Published: Sat, September 15, 2018
Sci-tech | By Patricia Wade

Hurricane Florence makes landfall, set to deluge Carolinas

Hurricane Florence makes landfall, set to deluge Carolinas

More than 100 people were rescued and up to 75 more were awaiting rescue on Saturday morning, according to a town official.

Florence is still a unsafe storm and is linked to at least five deaths so far.

A day after Florence blew ashore in North Carolina with 90 miles per hour winds, more than 2ft of rain had fallen in places, with forecasters saying there could be an additional one-and-a-half feet by the end of the weekend.
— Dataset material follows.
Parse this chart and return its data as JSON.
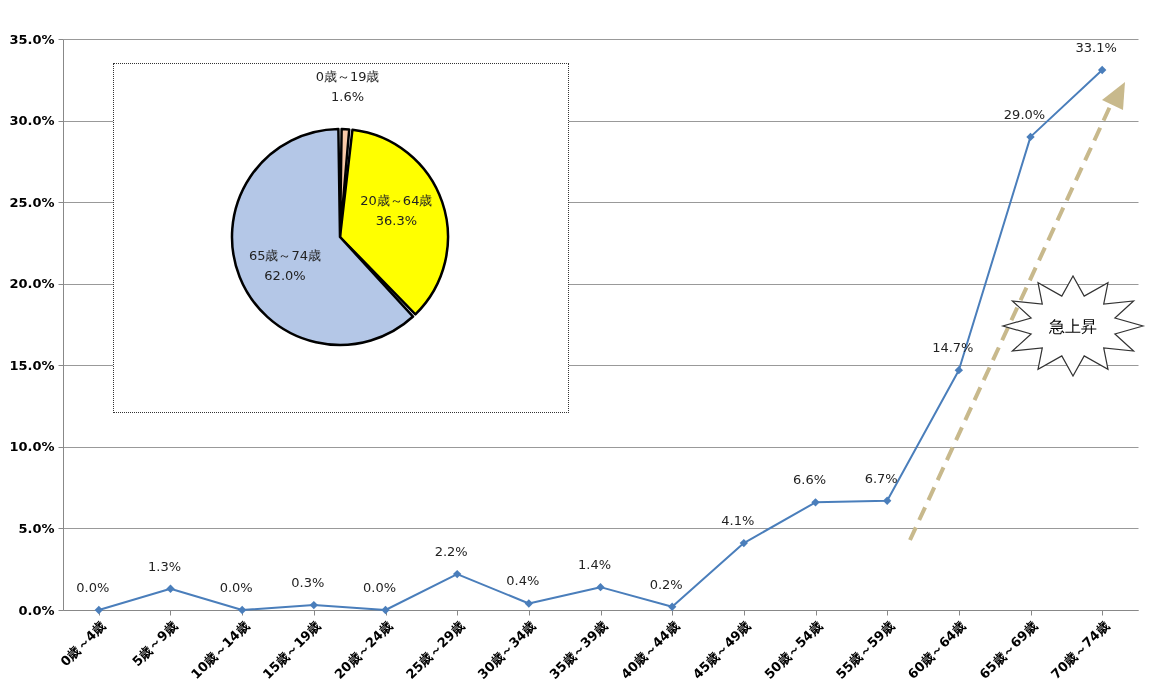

Maximum sustained winds remained at 50 miles per hour (80 kph). "Life-threatening, catastrophic flash floods and prolonged significant river flooding are likely over portions of the Carolinas and the southern to central Appalachians from western North Carolina into southwest Virginia through early next week". Storm totals could reach between 30 and 40 inches in some areas.

The White House declared a major disaster in the state and said Donald Trump would visit storm-affected areas next week.

Forecasters have warned that storm Florence could still bring catastrophic flooding, describing it as a "one thousand year event".

The death toll is seven and is expected to rise.

"Gradual weakening is forecast while Florence moves farther inland during the next couple of days, and it is expected to weaken to a tropical depression by tonight", the National Hurricane Center (NHC) said Saturday morning.

"Two people in Wilmington were killed when a tree fell on their home", North Carolina Governor Roy Cooper told WCNC. "And since we're already on high ground, those two things together kind of help insulate us a little more than, I would say, others", she said.

This is the freaky moment a TV weatherman appeared to be caught faking his battle against gale-force winds during Storm Florence. Dozens more were pulled from a collapsed hotel.

Roads became flooded, trees blown over and homes destroyed as some parts of North Carolina have already seen surges of flood water as high as 10ft. An estimated 772,000 people remained without power in North Carolina, 172,000 in SC.

A mother and her eight-month-old baby were killed Friday when a tree fell on a house, according to a tweet from police in Wilmington, N.C. The father was transported to a hospital for treatment.

10M in crosshairs of Hurricane ‘Florence’
Spanish moss waved in the trees as the winds picked up in Wilmington , and floating docks bounced atop swells at Morehead City. Officials said some 1.7 million people in the Carolinas and Virginia were warned to evacuate, but it's unclear how many did.

U.S. media later said a man in Lenoir County died after heavy winds knocked him down as he tried to check on his dogs.

"I actually think it is one of the best jobs that's ever been done with respect to what this is all about", Trump said on Monday. "The house is shaking back and forth much more violently than when the eyewall came through".

But it was clear that this was really about the water, not the wind. The storm is some 645 kilometres wide.

The NHC said Florence went ashore near Wrightsville Beach, North Carolina, at 7:15 a.m. EDT with estimated maximum winds of 90 miles per hour.

For people living inland in the Carolinas, however, the moment of maximum peril from flash flooding could arrive days later, because it takes time for rainwater to drain into rivers and for those streams to crest.

Authorities warned, too, of risks of mudslides and environmental disasters from floodwaters washing over industrial waste sites and hog farms.

About 9,700 National Guard troops and civilians have been deployed, with high-water vehicles, helicopters and boats.

- Authorities in the coastal city of New Bern were working with federal responders to rescue at least 150 residents who reported themselves stranded in Hurricane Florence's storm surge.

"And we're not done yet", Graham said, adding that some hard-hit areas could get an additional 15 to 20 inches because the storm was moving so slowly.

Florence is expected to dump 18 trillion gallons of rainwater on United States soil, meteorologist Ryan Maue tweeted.